As media coverage surrounding the Black Lives Matter movement dies down, it is important to keep the momentum going whether that is on the micro or macro scale. By now, I’m sure you’ve seen an abundance of posts advocating for “allies” to actively raise the voices of ethnic minorities in the fight against racism. However, one thing that should be underlined here is that the role of an ally is to make room for people of colour to lead the work that is needed and allies to follow and help amplify their voices- not speak for them… or over them. It’s an iterative process that calls for constant reflection during this defining movement and for the future. There’s no subscribe or unsubscribe button for allyship but it is about continuously learning beyond your comfortability and expanding your growth zone when it comes to not just racism but abelism, sexism, understanding why heterosexism is problematic. That is just a few things from a very long list. It is a lifelong process that involves listening and understanding lived experiences of marginalised peoples and taking it upon yourself to lead a life that challenges systematic oppression and work towards helping dismantle structural and systematic barriers that aid these systems of subjugation.

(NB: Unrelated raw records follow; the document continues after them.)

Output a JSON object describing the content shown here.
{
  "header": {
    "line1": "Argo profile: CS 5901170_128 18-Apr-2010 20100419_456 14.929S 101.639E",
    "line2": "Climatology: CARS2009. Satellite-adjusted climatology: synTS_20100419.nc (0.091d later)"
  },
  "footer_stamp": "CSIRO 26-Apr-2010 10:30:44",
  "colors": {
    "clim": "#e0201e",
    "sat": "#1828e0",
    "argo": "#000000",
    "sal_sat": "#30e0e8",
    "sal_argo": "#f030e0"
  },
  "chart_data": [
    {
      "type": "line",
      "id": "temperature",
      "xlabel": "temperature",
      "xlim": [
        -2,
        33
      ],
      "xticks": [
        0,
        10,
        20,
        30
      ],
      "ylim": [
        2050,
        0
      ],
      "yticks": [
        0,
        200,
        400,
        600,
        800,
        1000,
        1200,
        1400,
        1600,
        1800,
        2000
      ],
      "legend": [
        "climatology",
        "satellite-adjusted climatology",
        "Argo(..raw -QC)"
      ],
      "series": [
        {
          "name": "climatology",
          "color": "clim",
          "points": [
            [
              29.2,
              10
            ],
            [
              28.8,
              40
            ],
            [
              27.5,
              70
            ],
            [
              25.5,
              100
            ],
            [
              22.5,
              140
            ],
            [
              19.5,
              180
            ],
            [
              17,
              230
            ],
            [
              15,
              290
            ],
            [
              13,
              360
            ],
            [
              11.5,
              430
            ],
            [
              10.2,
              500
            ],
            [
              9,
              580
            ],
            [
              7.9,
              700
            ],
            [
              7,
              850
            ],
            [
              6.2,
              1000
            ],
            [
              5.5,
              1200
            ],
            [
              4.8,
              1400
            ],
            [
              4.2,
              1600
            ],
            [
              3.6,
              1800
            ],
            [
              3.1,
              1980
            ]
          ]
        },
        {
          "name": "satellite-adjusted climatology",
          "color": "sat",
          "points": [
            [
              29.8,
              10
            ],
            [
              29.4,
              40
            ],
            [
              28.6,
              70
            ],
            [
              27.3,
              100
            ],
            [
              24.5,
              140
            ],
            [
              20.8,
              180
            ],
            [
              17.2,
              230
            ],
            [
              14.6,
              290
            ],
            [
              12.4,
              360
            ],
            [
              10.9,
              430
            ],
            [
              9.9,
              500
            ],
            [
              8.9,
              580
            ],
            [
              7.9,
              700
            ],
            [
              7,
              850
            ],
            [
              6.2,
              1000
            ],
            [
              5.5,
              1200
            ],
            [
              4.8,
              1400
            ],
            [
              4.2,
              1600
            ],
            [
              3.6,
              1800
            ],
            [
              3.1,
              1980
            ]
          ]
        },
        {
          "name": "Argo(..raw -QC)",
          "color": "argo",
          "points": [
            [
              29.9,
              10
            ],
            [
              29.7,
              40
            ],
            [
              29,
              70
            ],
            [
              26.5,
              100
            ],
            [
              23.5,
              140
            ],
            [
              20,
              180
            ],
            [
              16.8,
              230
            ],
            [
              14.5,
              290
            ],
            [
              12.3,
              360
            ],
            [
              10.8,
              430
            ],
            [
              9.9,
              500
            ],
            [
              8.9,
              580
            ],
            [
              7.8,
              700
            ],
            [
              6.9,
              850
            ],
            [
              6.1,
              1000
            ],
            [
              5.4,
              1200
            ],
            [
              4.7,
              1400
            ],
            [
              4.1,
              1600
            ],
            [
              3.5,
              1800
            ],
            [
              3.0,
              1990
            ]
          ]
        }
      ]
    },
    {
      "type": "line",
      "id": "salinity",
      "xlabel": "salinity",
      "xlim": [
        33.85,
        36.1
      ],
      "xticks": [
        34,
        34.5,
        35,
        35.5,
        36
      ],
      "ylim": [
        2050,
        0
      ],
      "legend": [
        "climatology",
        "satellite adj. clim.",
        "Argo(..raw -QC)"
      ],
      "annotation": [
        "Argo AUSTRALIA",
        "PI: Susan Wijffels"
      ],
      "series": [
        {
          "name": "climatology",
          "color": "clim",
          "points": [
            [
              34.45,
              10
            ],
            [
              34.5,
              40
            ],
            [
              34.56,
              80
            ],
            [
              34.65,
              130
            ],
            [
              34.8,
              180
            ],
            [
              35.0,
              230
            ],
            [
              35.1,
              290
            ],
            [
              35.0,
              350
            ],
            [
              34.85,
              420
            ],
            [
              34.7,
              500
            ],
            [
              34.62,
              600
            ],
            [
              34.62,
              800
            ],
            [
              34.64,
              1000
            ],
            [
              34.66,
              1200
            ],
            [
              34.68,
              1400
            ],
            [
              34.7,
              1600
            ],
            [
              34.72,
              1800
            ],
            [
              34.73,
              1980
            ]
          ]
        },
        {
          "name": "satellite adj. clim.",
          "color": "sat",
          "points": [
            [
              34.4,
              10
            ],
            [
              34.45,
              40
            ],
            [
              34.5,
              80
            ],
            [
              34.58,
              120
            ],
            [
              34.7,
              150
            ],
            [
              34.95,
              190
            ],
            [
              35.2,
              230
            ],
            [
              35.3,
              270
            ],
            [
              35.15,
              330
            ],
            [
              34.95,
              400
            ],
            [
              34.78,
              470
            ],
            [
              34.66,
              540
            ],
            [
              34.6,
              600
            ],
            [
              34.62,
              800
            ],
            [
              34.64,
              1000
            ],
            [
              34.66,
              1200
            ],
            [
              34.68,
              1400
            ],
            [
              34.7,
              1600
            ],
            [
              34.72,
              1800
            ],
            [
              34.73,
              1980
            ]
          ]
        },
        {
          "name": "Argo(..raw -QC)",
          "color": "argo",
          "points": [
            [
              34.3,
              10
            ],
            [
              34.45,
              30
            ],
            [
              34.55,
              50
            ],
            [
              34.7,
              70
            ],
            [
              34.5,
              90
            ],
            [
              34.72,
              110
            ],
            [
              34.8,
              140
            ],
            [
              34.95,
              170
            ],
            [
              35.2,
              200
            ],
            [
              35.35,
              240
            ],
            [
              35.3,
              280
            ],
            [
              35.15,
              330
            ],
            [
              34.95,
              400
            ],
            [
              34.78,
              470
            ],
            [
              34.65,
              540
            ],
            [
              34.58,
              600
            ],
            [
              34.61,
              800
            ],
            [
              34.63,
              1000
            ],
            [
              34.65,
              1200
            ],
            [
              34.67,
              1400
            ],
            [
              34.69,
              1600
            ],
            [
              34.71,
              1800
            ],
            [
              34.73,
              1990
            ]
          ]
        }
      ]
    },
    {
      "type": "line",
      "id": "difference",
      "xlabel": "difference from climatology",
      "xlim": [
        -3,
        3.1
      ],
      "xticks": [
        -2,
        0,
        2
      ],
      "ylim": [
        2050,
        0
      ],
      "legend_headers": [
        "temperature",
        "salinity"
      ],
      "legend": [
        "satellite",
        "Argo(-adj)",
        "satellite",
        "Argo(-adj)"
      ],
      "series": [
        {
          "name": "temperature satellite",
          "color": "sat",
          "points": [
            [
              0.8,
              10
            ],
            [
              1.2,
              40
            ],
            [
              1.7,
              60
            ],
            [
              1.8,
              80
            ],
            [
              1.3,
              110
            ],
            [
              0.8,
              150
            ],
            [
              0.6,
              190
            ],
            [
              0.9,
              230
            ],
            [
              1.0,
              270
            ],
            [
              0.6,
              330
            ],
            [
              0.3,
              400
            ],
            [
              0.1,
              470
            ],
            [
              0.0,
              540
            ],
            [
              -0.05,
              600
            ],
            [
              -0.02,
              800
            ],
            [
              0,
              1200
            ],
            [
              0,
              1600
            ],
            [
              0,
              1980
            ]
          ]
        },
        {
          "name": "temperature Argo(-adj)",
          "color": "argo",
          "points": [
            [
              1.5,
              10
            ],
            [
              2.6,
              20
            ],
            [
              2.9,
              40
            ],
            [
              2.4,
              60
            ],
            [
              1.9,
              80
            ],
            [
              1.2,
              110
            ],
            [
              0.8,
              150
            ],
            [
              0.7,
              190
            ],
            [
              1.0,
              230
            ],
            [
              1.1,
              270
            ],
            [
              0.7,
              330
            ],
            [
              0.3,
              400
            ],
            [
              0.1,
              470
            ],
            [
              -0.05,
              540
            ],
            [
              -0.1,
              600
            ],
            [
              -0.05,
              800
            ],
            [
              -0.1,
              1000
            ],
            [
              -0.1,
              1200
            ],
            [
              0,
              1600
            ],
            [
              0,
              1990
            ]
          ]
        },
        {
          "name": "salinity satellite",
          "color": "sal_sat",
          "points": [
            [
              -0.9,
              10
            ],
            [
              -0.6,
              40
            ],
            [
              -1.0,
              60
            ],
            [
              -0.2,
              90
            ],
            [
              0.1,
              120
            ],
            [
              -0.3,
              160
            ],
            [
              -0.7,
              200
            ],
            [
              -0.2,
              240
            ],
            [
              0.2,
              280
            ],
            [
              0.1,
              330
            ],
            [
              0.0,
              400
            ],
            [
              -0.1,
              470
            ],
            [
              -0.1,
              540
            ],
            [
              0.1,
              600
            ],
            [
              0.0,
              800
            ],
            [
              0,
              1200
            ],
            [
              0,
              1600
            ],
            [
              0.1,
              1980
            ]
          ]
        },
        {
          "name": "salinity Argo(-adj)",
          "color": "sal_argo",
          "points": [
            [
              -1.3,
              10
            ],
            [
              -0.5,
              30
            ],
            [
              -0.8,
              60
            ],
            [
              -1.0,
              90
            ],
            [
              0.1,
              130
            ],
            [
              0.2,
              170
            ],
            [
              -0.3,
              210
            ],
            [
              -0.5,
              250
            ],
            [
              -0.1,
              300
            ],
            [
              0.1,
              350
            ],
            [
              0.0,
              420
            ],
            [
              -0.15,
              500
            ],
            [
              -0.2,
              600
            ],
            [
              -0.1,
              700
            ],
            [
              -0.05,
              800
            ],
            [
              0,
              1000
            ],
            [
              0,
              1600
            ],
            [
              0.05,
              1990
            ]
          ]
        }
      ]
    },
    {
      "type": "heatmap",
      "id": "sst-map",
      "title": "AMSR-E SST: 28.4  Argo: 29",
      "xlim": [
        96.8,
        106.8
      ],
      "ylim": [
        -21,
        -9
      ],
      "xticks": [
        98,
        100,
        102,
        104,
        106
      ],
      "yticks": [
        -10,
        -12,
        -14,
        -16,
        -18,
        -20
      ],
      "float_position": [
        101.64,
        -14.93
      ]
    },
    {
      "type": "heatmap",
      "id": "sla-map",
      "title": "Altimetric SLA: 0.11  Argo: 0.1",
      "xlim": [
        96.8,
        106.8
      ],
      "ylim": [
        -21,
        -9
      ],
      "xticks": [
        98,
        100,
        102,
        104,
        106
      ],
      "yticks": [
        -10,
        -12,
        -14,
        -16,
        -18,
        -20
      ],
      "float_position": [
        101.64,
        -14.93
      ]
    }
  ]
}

Allyship can often come across as performative if not done proactively and an act of charity (see false generosity) but it should rather manifest itself as accountability and recognition for daily practices that continue to act as a muffler against the fight for justice and a multiracial, inclusive democracy. Allyship is challenging conversations that continue to treat racism and other forms of oppression as a debate rather than for what they actually are, it is about reading racial subtexts in any conversation and pulling people up on things that on the surface may not seem racist but are. It is having those uncomfortable conversations with those around you but not preaching to communities of colour about how much you’ve done or learnt. This is not a competition about who learns the most the quickest and who can regurgitate what they’ve seen on social media posts and boastfully express it to your black friends. Process, contemplate and do further research on the things you read and listen to. Learn more. Looking to the Palestinian justice movement, one can take inspiration for the idea of “co-resistance”, working together and the notion of deconstructing and un-conditioning ones self of biases and preconceived ideas of marginalised groups.
Of course, this is hard work but it is work that needs to be done if we want to live in an inclusive and liberating society. Voices have to be heard, silence has to be broken on subjects that have been deliberately avoided, room has to be made and change must come. Be an ally, read, watch and listen to the plethora of resources available and help keep the momentum going. Don’t let your allyship be a trend nor performative, let it be proactive, intersectional and lifelong.